Isabel se bajó del caballo para correr hacia su hermano; lo rodeó con sus brazos, cubriéndolo de besos y después, tomándole el rostro entre las manos, lo miró atentamente.
-Conque sois vos, Alfonso. Sois realmente vos, no un fantasma. Aquí está mi hermano... mi hermanito...
-Vaya, pues no sé quién más podría ser -bromeó Alfonso.
-Pero dijeron... Cómo... ¡cómo es posible que se difundan tan perversas falsedades! Oh, Alfonso... ¡me siento tan feliz!
Y allí, ante los ojos atónitos de mozos de cuadra y soldados. Isabel empezó a llorar, no con desesperación, sino calma y dulcemente, con lágrimas de felicidad.
También Alfonso se enjugó los ojos y rodeando a su hermana con un brazo la condujo al interior de la posada.
Junto a ellos entró Beatriz.
-Fue un rumor malvado -explicó-. En Ávila están llorando vuestra muerte. Oímos decir que habíais muerto durante la noche.
-¡Esos rumores! -exclamó Alfonso-. ¿Cómo se inician? Pero no nos preocupemos ahora por eso. Qué bueno es teneros conmigo, Isabel. ¿Os quedaréis aquí algún tiempo? Esta noche tenemos una fiesta especial... lo más parecido a un banquete que se
puede disponer en este lugar -dirigiéndose a sus hombres, continuó-: He aquí a mi hermana, la princesa Isabel. Ordenad que preparen un banquete digno de ella.

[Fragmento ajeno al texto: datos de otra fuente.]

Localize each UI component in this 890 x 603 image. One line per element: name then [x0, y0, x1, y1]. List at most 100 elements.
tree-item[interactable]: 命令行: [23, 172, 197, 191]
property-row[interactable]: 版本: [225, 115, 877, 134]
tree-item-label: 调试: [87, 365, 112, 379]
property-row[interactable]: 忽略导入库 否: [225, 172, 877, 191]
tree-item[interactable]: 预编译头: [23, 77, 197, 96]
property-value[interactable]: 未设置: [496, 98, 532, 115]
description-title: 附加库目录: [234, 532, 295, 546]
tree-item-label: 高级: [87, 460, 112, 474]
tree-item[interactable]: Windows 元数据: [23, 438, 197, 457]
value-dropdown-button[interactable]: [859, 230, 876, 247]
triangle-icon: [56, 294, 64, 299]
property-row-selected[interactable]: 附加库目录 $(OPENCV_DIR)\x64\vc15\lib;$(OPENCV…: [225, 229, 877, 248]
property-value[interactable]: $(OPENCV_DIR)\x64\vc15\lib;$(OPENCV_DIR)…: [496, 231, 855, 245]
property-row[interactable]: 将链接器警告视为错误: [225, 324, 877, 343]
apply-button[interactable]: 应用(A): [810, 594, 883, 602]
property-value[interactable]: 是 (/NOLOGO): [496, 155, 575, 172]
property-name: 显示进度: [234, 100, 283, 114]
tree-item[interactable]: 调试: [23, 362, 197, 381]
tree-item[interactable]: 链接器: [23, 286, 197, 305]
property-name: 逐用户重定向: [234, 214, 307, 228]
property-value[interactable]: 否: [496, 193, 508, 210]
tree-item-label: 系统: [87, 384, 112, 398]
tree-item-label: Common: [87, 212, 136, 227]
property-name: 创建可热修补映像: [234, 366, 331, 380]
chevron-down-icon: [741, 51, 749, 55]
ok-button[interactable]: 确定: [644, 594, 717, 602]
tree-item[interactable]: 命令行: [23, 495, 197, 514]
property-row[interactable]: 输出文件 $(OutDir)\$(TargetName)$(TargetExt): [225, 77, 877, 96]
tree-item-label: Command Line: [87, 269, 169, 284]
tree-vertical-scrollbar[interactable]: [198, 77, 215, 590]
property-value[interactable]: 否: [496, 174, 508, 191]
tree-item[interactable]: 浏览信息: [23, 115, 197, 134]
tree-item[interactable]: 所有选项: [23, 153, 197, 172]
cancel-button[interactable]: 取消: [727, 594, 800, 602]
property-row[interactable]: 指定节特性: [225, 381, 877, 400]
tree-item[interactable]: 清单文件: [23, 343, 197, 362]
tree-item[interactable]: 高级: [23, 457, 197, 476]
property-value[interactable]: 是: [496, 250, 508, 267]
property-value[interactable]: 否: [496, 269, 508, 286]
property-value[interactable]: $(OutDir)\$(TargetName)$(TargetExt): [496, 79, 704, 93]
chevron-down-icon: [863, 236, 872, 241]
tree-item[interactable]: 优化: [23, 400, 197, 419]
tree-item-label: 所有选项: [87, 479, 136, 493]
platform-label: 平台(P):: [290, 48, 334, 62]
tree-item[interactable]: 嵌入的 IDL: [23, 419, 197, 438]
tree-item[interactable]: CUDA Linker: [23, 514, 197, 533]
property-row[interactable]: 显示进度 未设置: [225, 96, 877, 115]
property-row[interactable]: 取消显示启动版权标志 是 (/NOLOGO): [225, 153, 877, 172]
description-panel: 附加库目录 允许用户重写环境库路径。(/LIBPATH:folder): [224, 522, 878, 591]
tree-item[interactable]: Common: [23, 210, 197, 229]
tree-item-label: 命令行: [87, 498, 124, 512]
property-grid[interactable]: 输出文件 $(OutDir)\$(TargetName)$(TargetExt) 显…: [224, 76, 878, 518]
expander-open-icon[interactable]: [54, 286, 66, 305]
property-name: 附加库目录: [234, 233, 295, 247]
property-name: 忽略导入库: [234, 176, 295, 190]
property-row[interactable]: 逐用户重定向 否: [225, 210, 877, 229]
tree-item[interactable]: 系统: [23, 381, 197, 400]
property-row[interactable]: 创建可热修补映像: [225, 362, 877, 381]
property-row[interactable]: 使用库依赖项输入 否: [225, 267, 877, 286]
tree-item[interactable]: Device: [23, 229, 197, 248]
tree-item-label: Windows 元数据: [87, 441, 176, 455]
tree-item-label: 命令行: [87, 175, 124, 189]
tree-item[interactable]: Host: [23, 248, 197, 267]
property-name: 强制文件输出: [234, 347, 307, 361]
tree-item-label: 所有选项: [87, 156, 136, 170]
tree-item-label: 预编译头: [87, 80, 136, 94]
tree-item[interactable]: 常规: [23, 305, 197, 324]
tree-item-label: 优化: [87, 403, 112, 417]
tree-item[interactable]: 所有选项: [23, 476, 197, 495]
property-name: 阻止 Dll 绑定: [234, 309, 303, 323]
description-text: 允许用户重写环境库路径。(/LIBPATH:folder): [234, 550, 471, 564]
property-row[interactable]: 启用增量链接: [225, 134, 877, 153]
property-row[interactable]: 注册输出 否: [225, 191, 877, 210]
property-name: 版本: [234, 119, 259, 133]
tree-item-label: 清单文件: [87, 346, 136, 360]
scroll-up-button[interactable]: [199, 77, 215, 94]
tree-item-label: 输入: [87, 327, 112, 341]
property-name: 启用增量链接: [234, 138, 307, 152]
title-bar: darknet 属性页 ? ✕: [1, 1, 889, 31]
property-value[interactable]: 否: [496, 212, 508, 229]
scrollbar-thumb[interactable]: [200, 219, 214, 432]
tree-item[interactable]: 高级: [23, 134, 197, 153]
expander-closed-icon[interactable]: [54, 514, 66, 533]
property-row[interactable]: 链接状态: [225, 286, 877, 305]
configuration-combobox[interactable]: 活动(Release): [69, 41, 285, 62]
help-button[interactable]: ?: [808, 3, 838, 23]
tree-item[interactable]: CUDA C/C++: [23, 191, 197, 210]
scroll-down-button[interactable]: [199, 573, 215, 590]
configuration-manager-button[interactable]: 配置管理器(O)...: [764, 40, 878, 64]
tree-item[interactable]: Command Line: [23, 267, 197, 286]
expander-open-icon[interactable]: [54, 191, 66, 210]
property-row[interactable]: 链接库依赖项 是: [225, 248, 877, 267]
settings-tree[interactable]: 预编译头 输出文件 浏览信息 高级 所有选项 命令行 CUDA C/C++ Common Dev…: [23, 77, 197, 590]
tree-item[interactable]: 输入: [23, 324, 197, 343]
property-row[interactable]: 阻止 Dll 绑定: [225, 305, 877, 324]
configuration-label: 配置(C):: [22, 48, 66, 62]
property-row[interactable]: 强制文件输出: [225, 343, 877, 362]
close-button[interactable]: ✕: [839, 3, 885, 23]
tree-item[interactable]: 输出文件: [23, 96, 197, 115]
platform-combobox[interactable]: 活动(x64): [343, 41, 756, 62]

Alfonso estaba profundamente conmovido por la emoción de su hermana. El hecho de que Isabel fuera habitualmente tan dueña de sí le hizo tomar conciencia de la profundidad de los sentimientos de la infanta y temió ser él mismo incapaz de dominar los suyos. Constantemente tenía que recordarse que ya no era un niño, sino un rey.
Hizo venir al posadero.
-Deseo un banquete especial -ordenó- en honor de la llegada de mi hermana. ¿Qué podéis ofrecernos?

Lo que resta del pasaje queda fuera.